Nova tarifa de 12,5% dos EUA contra o Brasil entra em vigor nesta sexta (24)

A medida é resultado de uma investigação aberta em março com base na Seção 301 da Lei de Comércio de 1974.

Publicado em 23 de julho de 2026 às 22:30

Presidente dos EUA, Donald Trump, e presidente do Brasil, Lula
Presidente dos EUA, Donald Trump, e presidente do Brasil, Lula Crédito: Ricardo Stuckert - PR

A nova sobretaxa de 12,5% imposta pelos Estados Unidos sobre produtos brasileiros entra em vigor nesta sexta-feira (24). A medida substitui a tarifa global temporária de 10% e foi aplicada sob a acusação de que o Brasil não combate de forma eficiente a importação de mercadorias produzidas com trabalho forçado.

A decisão foi oficializada nesta quinta-feira (23) pelo representante comercial dos EUA, Jamieson Greer, sob orientação do presidente Donald Trump. Ela integra uma ofensiva comercial americana para pressionar parceiros a adotarem mecanismos mais rígidos contra o “trabalho forçado” nas cadeias globais de suprimentos.

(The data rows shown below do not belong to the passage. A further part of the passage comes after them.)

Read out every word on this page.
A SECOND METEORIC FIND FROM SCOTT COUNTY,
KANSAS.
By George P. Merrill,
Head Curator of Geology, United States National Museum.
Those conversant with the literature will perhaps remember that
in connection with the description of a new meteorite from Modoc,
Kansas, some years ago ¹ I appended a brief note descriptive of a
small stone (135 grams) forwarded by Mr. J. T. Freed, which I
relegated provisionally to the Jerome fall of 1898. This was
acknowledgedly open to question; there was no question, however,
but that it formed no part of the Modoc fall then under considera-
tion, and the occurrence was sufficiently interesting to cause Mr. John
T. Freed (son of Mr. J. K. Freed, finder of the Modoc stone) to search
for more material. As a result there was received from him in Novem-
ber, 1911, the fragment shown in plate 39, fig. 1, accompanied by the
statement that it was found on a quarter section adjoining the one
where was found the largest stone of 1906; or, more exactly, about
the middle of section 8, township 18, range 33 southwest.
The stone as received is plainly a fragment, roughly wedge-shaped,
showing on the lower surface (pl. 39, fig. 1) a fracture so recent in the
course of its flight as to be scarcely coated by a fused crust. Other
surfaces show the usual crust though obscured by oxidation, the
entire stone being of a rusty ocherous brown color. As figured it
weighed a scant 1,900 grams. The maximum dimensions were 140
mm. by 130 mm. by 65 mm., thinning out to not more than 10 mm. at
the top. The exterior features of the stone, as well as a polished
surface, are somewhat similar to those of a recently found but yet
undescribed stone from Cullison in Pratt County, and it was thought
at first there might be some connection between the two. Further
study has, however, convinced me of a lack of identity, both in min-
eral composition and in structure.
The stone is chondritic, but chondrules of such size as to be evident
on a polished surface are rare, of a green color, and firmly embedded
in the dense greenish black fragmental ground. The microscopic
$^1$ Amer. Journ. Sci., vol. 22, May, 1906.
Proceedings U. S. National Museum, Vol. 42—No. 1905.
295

De acordo com o Escritório do Representante Comercial dos EUA (USTR), o Brasil foi enquadrado no grupo de países que “não possuem ou não aplicam de forma efetiva” proibições à importação de bens fabricados com trabalho forçado, recebendo, por isso, a alíquota mais alta.

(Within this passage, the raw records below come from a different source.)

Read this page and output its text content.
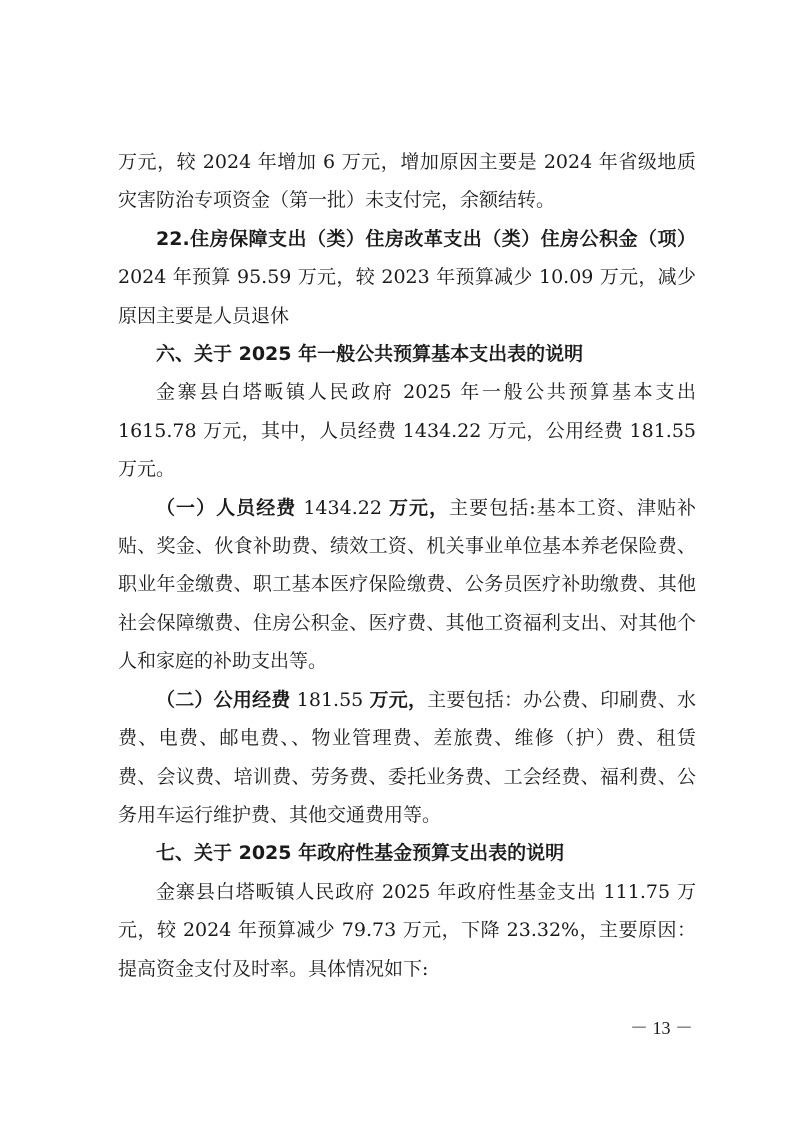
万元，较 2024 年增加 6 万元，增加原因主要是 2024 年省级地质灾害防治专项资金（第一批）未支付完，余额结转。

22.住房保障支出（类）住房改革支出（类）住房公积金（项）2024 年预算 95.59 万元，较 2023 年预算减少 10.09 万元，减少原因主要是人员退休

六、关于 2025 年一般公共预算基本支出表的说明

金寨县白塔畈镇人民政府 2025 年一般公共预算基本支出 1615.78 万元，其中，人员经费 1434.22 万元，公用经费 181.55 万元。

（一）人员经费 1434.22 万元，主要包括:基本工资、津贴补贴、奖金、伙食补助费、绩效工资、机关事业单位基本养老保险费、职业年金缴费、职工基本医疗保险缴费、公务员医疗补助缴费、其他社会保障缴费、住房公积金、医疗费、其他工资福利支出、对其他个人和家庭的补助支出等。

（二）公用经费 181.55 万元，主要包括：办公费、印刷费、水费、电费、邮电费、、物业管理费、差旅费、维修（护）费、租赁费、会议费、培训费、劳务费、委托业务费、工会经费、福利费、公务用车运行维护费、其他交通费用等。

七、关于 2025 年政府性基金预算支出表的说明

金寨县白塔畈镇人民政府 2025 年政府性基金支出 111.75 万元，较 2024 年预算减少 79.73 万元，下降 23.32%，主要原因：提高资金支付及时率。具体情况如下:

－ 13 －
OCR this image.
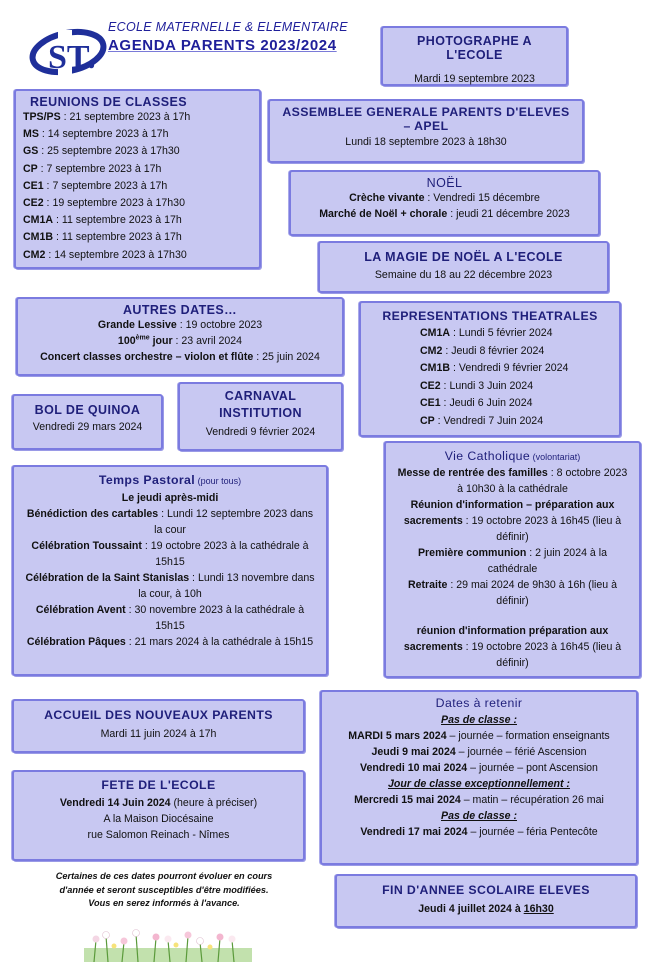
ST.
ECOLE MATERNELLE & ELEMENTAIRE
AGENDA PARENTS 2023/2024	PHOTOGRAPHE A L'ECOLE
Mardi 19 septembre 2023
REUNIONS DE CLASSES
TPS/PS : 21 septembre 2023 à 17h
MS : 14 septembre 2023 à 17h
GS : 25 septembre 2023 à 17h30
CP : 7 septembre 2023 à 17h
CE1 : 7 septembre 2023 à 17h
CE2 : 19 septembre 2023 à 17h30
CM1A : 11 septembre 2023 à 17h
CM1B : 11 septembre 2023 à 17h
CM2 : 14 septembre 2023 à 17h30
ASSEMBLEE GENERALE PARENTS D'ELEVES
– APEL
Lundi 18 septembre 2023 à 18h30
NOËL
Crèche vivante : Vendredi 15 décembre
Marché de Noël + chorale : jeudi 21 décembre 2023
LA MAGIE DE NOËL A L'ECOLE
Semaine du 18 au 22 décembre 2023
AUTRES DATES…
Grande Lessive : 19 octobre 2023
100ème jour : 23 avril 2024
Concert classes orchestre – violon et flûte : 25 juin 2024
REPRESENTATIONS THEATRALES
CM1A : Lundi 5 février 2024
CM2 : Jeudi 8 février 2024
CM1B : Vendredi 9 février 2024
CE2 : Lundi 3 Juin 2024
CE1 : Jeudi 6 Juin 2024
CP : Vendredi 7 Juin 2024
BOL DE QUINOA
Vendredi 29 mars 2024
CARNAVAL
INSTITUTION
Vendredi 9 février 2024
Temps Pastoral (pour tous)
Le jeudi après-midi
Bénédiction des cartables : Lundi 12 septembre 2023 dans la cour
Célébration Toussaint : 19 octobre 2023 à la cathédrale à 15h15
Célébration de la Saint Stanislas : Lundi 13 novembre dans la cour, à 10h
Célébration Avent : 30 novembre 2023 à la cathédrale à 15h15
Célébration Pâques : 21 mars 2024 à la cathédrale à 15h15
Vie Catholique (volontariat)
Messe de rentrée des familles : 8 octobre 2023 à 10h30 à la cathédrale
Réunion d'information – préparation aux sacrements : 19 octobre 2023 à 16h45 (lieu à définir)
Première communion : 2 juin 2024 à la cathédrale
Retraite : 29 mai 2024 de 9h30 à 16h (lieu à définir)
réunion d'information préparation aux sacrements : 19 octobre 2023 à 16h45 (lieu à définir)
ACCUEIL DES NOUVEAUX PARENTS
Mardi 11 juin 2024 à 17h
FETE DE L'ECOLE
Vendredi 14 Juin 2024 (heure à préciser)
A la Maison Diocésaine
rue Salomon Reinach - Nîmes
Dates à retenir
Pas de classe :
MARDI 5 mars 2024 – journée – formation enseignants
Jeudi 9 mai 2024 – journée – férié Ascension
Vendredi 10 mai 2024 – journée – pont Ascension
Jour de classe exceptionnellement :
Mercredi 15 mai 2024 – matin – récupération 26 mai
Pas de classe :
Vendredi 17 mai 2024 – journée – féria Pentecôte
FIN D'ANNEE SCOLAIRE ELEVES
Jeudi 4 juillet 2024 à 16h30
Certaines de ces dates pourront évoluer en cours
d'année et seront susceptibles d'être modifiées.
Vous en serez informés à l'avance.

“O Representante Comercial determinou a imposição de tarifas de 12,5% sobre os produtos do Brasil, exceto conforme previsto nos anexos da decisão”, informou o USTR.

A medida é resultado de uma investigação aberta em março com base na Seção 301 da Lei de Comércio de 1974. Ao todo, 60 parceiros comerciais dos EUA foram analisados.

Dois níveis de tarifa

A investigação definiu dois patamares de sobretaxa:

• Países com mecanismos legais, mas falhas na fiscalização: tarifa adicional de 10%.

• Países que não adotam ou não aplicam efetivamente as proibições: tarifa de 12,5%.

O Brasil ficou na segunda categoria, ao lado de China, Argentina, Japão, Reino Unido, Índia e África do Sul.

Brasil contesta a acusação

Em manifestação enviada ao USTR em junho, o ministro das Relações Exteriores, Mauro Vieira, defendeu o arcabouço brasileiro de combate ao trabalho forçado, citando normas internas e compromissos internacionais.

A nova tarifa de 12,5% se soma a outra medida anunciada recentemente: a sobretaxa adicional de 25% sobre cerca de US$ 7,2 bilhões em exportações brasileiras aos EUA, que entrou em vigor na quarta-feira (22).